Hoy pregunta Apolodoro:

—Papá, ¿para qué es este ladrillo en que dice «Ciencia» y la ruedecita de encima?

—¡Gracias á Dios, hijo, gracias á Dios!—y mientras al demonio familiar que le susurra: «¿á Dios? ¿á Dios, Avito? ¿á Dios? caíste, caíste y seguirás cayendo», le contesta en su interior: «¡cállate, tonto!», prosigue:—¡al fin te fijaste en ello! Hace tiempo que lo esperaba. Mira, Apolodoro, hay que dar algo á la imaginación, sí, hay que dar algo á la imaginación, creadora de las religiones; necesita su válvula de seguridad. Ese es el altar de la religión de la cultura.

—¿Altar?

—Sí. Mira, el ladrillo cocido fué, según Ihering, el principio de la civilización asiria, fué el principio de la civilización; supone el fuego, la invención que hizo al hombre hombre, y permitió la escritura, pues las más antiguas inscripciones se nos conservan en ladrillos cocidos. Los primeros libros eran de ladrillos...

—¿De ladrillos? ¡Oivá! y ¿cómo los llevaban?

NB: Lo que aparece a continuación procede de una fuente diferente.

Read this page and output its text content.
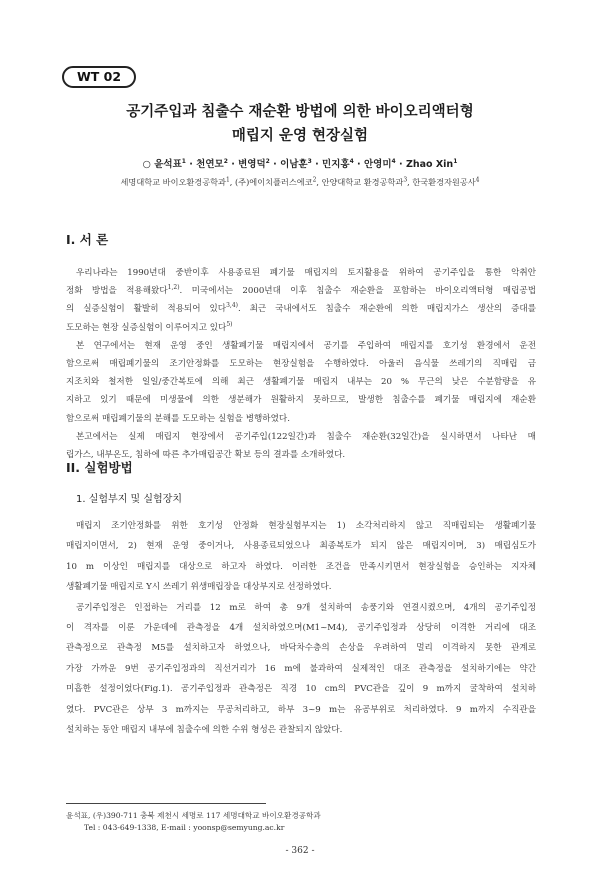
WT 02
공기주입과 침출수 재순환 방법에 의한 바이오리액터형
매립지 운영 현장실험
○ 윤석표$^1$ · 천연모$^2$ · 변영덕$^2$ · 이남훈$^3$ · 민지홍$^4$ · 안영미$^4$ · Zhao Xin$^1$
세명대학교 바이오환경공학과$^1$, (주)에이치플러스에코$^2$, 안양대학교 환경공학과$^3$, 한국환경자원공사$^4$
I. 서 론
우리나라는 1990년대 중반이후 사용종료된 폐기물 매립지의 토지활용을 위하여 공기주입을 통한 악취안
정화 방법을 적용해왔다$^{1,2)}$. 미국에서는 2000년대 이후 침출수 재순환을 포함하는 바이오리액터형 매립공법
의 실증실험이 활발히 적용되어 있다$^{3,4)}$. 최근 국내에서도 침출수 재순환에 의한 매립지가스 생산의 증대를
도모하는 현장 실증실험이 이루어지고 있다$^{5)}$
본 연구에서는 현재 운영 중인 생활폐기물 매립지에서 공기를 주입하여 매립지를 호기성 환경에서 운전
함으로써 매립폐기물의 조기안정화를 도모하는 현장실험을 수행하였다. 아울러 음식물 쓰레기의 직매립 금
지조치와 철저한 일일/중간복토에 의해 최근 생활폐기물 매립지 내부는 20 % 무근의 낮은 수분함량을 유
지하고 있기 때문에 미생물에 의한 생분해가 원활하지 못하므로, 발생한 침출수를 폐기물 매립지에 재순환
함으로써 매립폐기물의 분해를 도모하는 실험을 병행하였다.
본고에서는 실제 매립지 현장에서 공기주입(122일간)과 침출수 재순환(32일간)을 실시하면서 나타난 매
립가스, 내부온도, 침하에 따른 추가매립공간 확보 등의 결과를 소개하였다.
II. 실험방법
1. 실험부지 및 실험장치
매립지 조기안정화를 위한 호기성 안정화 현장실험부지는 1) 소각처리하지 않고 직매립되는 생활폐기물
매립지이면서, 2) 현재 운영 중이거나, 사용종료되었으나 최종복토가 되지 않은 매립지이며, 3) 매립심도가
10 m 이상인 매립지를 대상으로 하고자 하였다. 이러한 조건을 만족시키면서 현장실험을 승인하는 지자체
생활폐기물 매립지로 Y시 쓰레기 위생매립장을 대상부지로 선정하였다.
공기주입정은 인접하는 거리를 12 m로 하여 총 9개 설치하여 송풍기와 연결시켰으며, 4개의 공기주입정
이 격자를 이룬 가운데에 관측정을 4개 설치하였으며(M1~M4), 공기주입정과 상당히 이격한 거리에 대조
관측정으로 관측정 M5를 설치하고자 하였으나, 바닥차수층의 손상을 우려하여 멀리 이격하지 못한 관계로
가장 가까운 9번 공기주입정과의 직선거리가 16 m에 불과하여 실제적인 대조 관측정을 설치하기에는 약간
미흡한 설정이었다(Fig.1). 공기주입정과 관측정은 직경 10 cm의 PVC관을 깊이 9 m까지 굴착하여 설치하
였다. PVC관은 상부 3 m까지는 무공처리하고, 하부 3~9 m는 유공부위로 처리하였다. 9 m까지 수직관을
설치하는 동안 매립지 내부에 침출수에 의한 수위 형성은 관찰되지 않았다.
윤석표, (우)390-711 충북 제천시 세명로 117 세명대학교 바이오환경공학과
Tel : 043-649-1338, E-mail : yoonsp@semyung.ac.kr
- 362 -
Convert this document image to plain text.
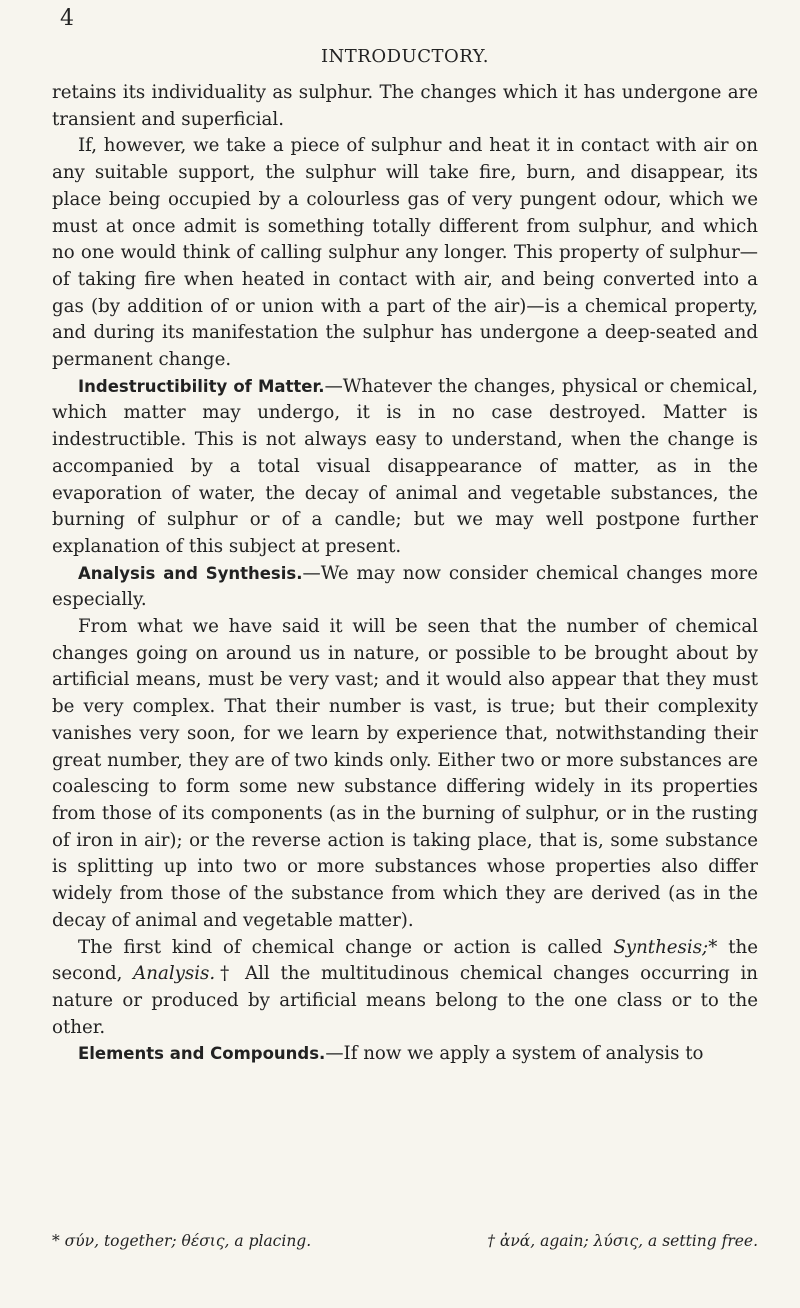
4
INTRODUCTORY.

retains its individuality as sulphur. The changes which it has undergone are transient and superficial.

If, however, we take a piece of sulphur and heat it in contact with air on any suitable support, the sulphur will take fire, burn, and disappear, its place being occupied by a colourless gas of very pungent odour, which we must at once admit is something totally different from sulphur, and which no one would think of calling sulphur any longer. This property of sulphur—of taking fire when heated in contact with air, and being converted into a gas (by addition of or union with a part of the air)—is a chemical property, and during its manifestation the sulphur has undergone a deep-seated and permanent change.

Indestructibility of Matter.—Whatever the changes, physical or chemical, which matter may undergo, it is in no case destroyed. Matter is indestructible. This is not always easy to understand, when the change is accompanied by a total visual disappearance of matter, as in the evaporation of water, the decay of animal and vegetable substances, the burning of sulphur or of a candle; but we may well postpone further explanation of this subject at present.

Analysis and Synthesis.—We may now consider chemical changes more especially.

From what we have said it will be seen that the number of chemical changes going on around us in nature, or possible to be brought about by artificial means, must be very vast; and it would also appear that they must be very complex. That their number is vast, is true; but their complexity vanishes very soon, for we learn by experience that, notwithstanding their great number, they are of two kinds only. Either two or more substances are coalescing to form some new substance differing widely in its properties from those of its components (as in the burning of sulphur, or in the rusting of iron in air); or the reverse action is taking place, that is, some substance is splitting up into two or more substances whose properties also differ widely from those of the substance from which they are derived (as in the decay of animal and vegetable matter).

The first kind of chemical change or action is called Synthesis;* the second, Analysis.† All the multitudinous chemical changes occurring in nature or produced by artificial means belong to the one class or to the other.

Elements and Compounds.—If now we apply a system of analysis to

* σύν, together; θέσις, a placing.	† ἀνά, again; λύσις, a setting free.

—La casa era el libro; hoy es el libro nuestra casa. El ladrillo hizo posible la escritura; por eso lleva ese ladrillo escrita la palabra Ciencia.

—¿Y la ruedecita?

—¿La ruedecita? ¡Ah, la rueda! ¡la rueda, hijo mío, la rueda! La rueda es lo específico humano, la rueda es lo que de veras ha inventado el hombre, sin tomarlo de la naturaleza. En los organismos vivos verás palancas, resortes, pero no verás ruedas. De aquí que el medio más científico de locomoción es la bicicleta. Este es el altar de la cultura, ¿no sientes tu imaginación satisfecha?

De paseo llevan la brújula para orientarse, y algún día el sextante para tomar la altura del sol, y termómetro, barómetro, higrómetro, lente de aumento.